Already established is the Africa Centre for Dispute Settlement, headed by Barry Jordaan at the University of Stellenbosch Business School and run in conjunction with the Mandela Institute at Wits University. It’s the first centre in Africa and the eighth in the world whose qualifications are certified by the International Mediation Institute. ACDS has developed a set of standards for mediators, mediation service providers, mediation trainers, coaches and assessors to become accredited once they’ve passed its courses.

An ardent advocate of the need for professionalism in this unregulated industry, Jordaan points out that ACDS’ present standards only meet the minima for mediation practice in such countries as the UK, Italy and certain parts of the US.

Unfortunately, he adds, “because of cost factors and opposition from particular interest groups, it is unlikely that we will soon be able to increase these minimum standards to a level that apply in certain parts of western Europe, such as Germany and the Netherlands, where at least 100 hours of training plus proven experience constitute the minimum requirement for certification as a mediator”.

Nevertheless, he’s encouraged by the good start made locally. It’s illustrated by the establishment of DiSAC where some of the biggest players in the mediation industry have found common ground on professionalisation.

That’s good indeed. Now to overcome the sceptics, perhaps only to happen in the traditional SA way by the untangling of errors that a lack of suitable skills invites. When unaccredited and unregulated mediators begin to practise in the new court-referral system, it’s almost inevitable.


The Dispute Settlement Accreditation Council points out that a national uniform system of practitioner accreditation would usually have such objectives as:

  • Improving practitioner knowledge, skills and ethical standards;
  • Promotion of standards and quality in mediation and arbitration practice;
  • Protecting the needs of consumers of mediation and arbitration services, and the provision for accountability where these needs aren’t met;
  • Conferring of external recognition on practitioners for their skills and experience;
  • Developing consistency and mutual recognition of practitioner training, assessment and accreditation;
  • Broadening the ability and public acceptance of dispute-settlement services and practitioners.

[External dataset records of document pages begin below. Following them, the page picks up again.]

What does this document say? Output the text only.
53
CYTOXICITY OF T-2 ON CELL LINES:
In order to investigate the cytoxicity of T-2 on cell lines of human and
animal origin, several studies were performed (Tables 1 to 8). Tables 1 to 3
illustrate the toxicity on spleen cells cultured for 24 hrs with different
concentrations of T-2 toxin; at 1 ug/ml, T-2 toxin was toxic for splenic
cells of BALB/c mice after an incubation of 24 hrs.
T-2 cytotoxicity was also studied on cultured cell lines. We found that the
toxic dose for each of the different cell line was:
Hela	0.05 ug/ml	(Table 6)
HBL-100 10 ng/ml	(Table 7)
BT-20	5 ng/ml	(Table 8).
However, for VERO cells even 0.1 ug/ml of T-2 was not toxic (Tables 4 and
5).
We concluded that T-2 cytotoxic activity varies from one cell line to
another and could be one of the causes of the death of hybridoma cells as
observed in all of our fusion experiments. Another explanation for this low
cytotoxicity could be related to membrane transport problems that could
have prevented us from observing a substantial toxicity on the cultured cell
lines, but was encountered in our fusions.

In most jurisdictions, DiSAC notes, the need for a uniform national standard became pressing as soon as the use of mediation or arbitration was institutionalised through government initiative.

“The most crucial question is whether government intends for there to be a standard body in SA that accredits practitioners of alternative dispute resolution,” says DiSAC chair Zarina Kelleman.


Even post-graduate university degrees and years of professional practice as say a lawyer, accustomed to negotiating settlements, are not automatic qualifications for a mediator. Experienced mediators prefer to identify necessary attributes as, for example:

  • Impartiality. “Unless you demonstrate it, the parties won’t open up to you”;
  • Integrity. “The parties are trusting you not to import information from outside the mediation”;
  • Ability to listen. “Substance knowledge, for instance on pensions or labour law, can be helpful but is less important.”